Fitzsimon and Brogan – This Wicked Pantomime (LP)

Emerging from the silence with a galloping groove you’d have to be crazy to dismiss as anything other than addictive, Fitzsimon and Brogan’s “Dancing Partner” opens up the new album This Wicked Pantomime on a high note to say the least. Striking together red-hot riffing straight out of the garage with a fundamental pop songwriting concept, “Dancing Partner” is a simple but sizzling way to get the tracklist started, but next to “Lost Love of the Pixie Girl” and “Desolate Angel,” it’s not any greater a sonic beast. With tunes like these and the tempered “The Sheltering Sky” kicking this fifth studio LP into place, there’s no mistaking what the theme of This Wicked Pantomime is – poetry and punishing weight, often served in equal measure.

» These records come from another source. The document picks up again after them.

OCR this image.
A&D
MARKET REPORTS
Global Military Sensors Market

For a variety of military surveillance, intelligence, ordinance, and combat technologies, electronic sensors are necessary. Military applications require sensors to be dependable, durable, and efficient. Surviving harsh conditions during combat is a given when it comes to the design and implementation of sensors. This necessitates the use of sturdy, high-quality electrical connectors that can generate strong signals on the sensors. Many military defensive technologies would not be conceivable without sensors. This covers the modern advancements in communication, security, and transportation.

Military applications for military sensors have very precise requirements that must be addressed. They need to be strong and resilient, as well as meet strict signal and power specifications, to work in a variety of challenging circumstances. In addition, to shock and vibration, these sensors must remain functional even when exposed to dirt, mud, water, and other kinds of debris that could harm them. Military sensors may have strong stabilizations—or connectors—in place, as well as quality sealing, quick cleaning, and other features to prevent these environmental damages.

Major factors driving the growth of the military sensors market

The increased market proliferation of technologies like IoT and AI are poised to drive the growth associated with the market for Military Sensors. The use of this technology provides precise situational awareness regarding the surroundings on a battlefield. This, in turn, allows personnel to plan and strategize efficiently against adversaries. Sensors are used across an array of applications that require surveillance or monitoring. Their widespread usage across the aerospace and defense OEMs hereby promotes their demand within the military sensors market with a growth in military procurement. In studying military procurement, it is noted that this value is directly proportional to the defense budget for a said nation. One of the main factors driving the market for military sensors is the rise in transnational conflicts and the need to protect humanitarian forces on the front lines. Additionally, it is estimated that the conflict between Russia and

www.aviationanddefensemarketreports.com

WEBSITE: https://fitzsimonandbrogan.com/

“A Toy for Juliette” has the bones of a proto grunge ballad, but it lacks the eccentricity of the melody in “Elsie’s Last Stand” that made me instantly connect with the latter more than I did the former. “Elsie’s Last Stand” is a song that manipulates us into docility with its rhythm – which brilliantly replicates a whirlpool effect – only to turn us over to the rock n’ roll dreaminess of “A Bullet for Cinderella,” a composition I would call the best track on the album. Focus is everything in the indie rock genre, and if this is still to be believed in 2020, there should be no arguing whether or not This Wicked Pantomime checks all the right boxes to qualify as a meticulously melodic (and brainily-constructed) LP.

“Seven Seconds of Summer” digs from a folkier well than the songs it sits beside in the tracklist do, but I suppose placing it next to the dark “The Tears of Scarlet Murder” didn’t do it any favors. Don’t get me wrong; nothing here overshadows anything else, but there are occasions in which the rollercoaster like transitions from one performance to the next can start to feel purposefully incendiary. “Ghost at the Feasts” changes gears again for a haunting layered harmony that chucks us out of the frying pan and into the fire for the scorching “Pretty Blue Gun,” another one of my favorite songs on This Wicked Pantomime. The short and sweet title track follows with a breather for the listeners ahead of another suffocating song in “Persuasion,” but by now, the unpredictability of this listening experience has become the biggest point of consistency.

This Wicked Pantomime crosses the finish line with a track called “Distorted Mirror” that instantly made me think of Plans-era Ben Gibbard, though in this case the music is a bit more important to the narrative (particularly with regard to how it influences the tone of the lyrics). I came into this review with some high expectations for what I was going to hear out of Fitzsimon and Brogan’s fifth outing together, and after listening to this LP, I can say they’re hitting the mark and then some in 2020. This is an evolved sound, but if you loved what they did for the first four albums to bear their moniker, you won’t find yourself lost here at all.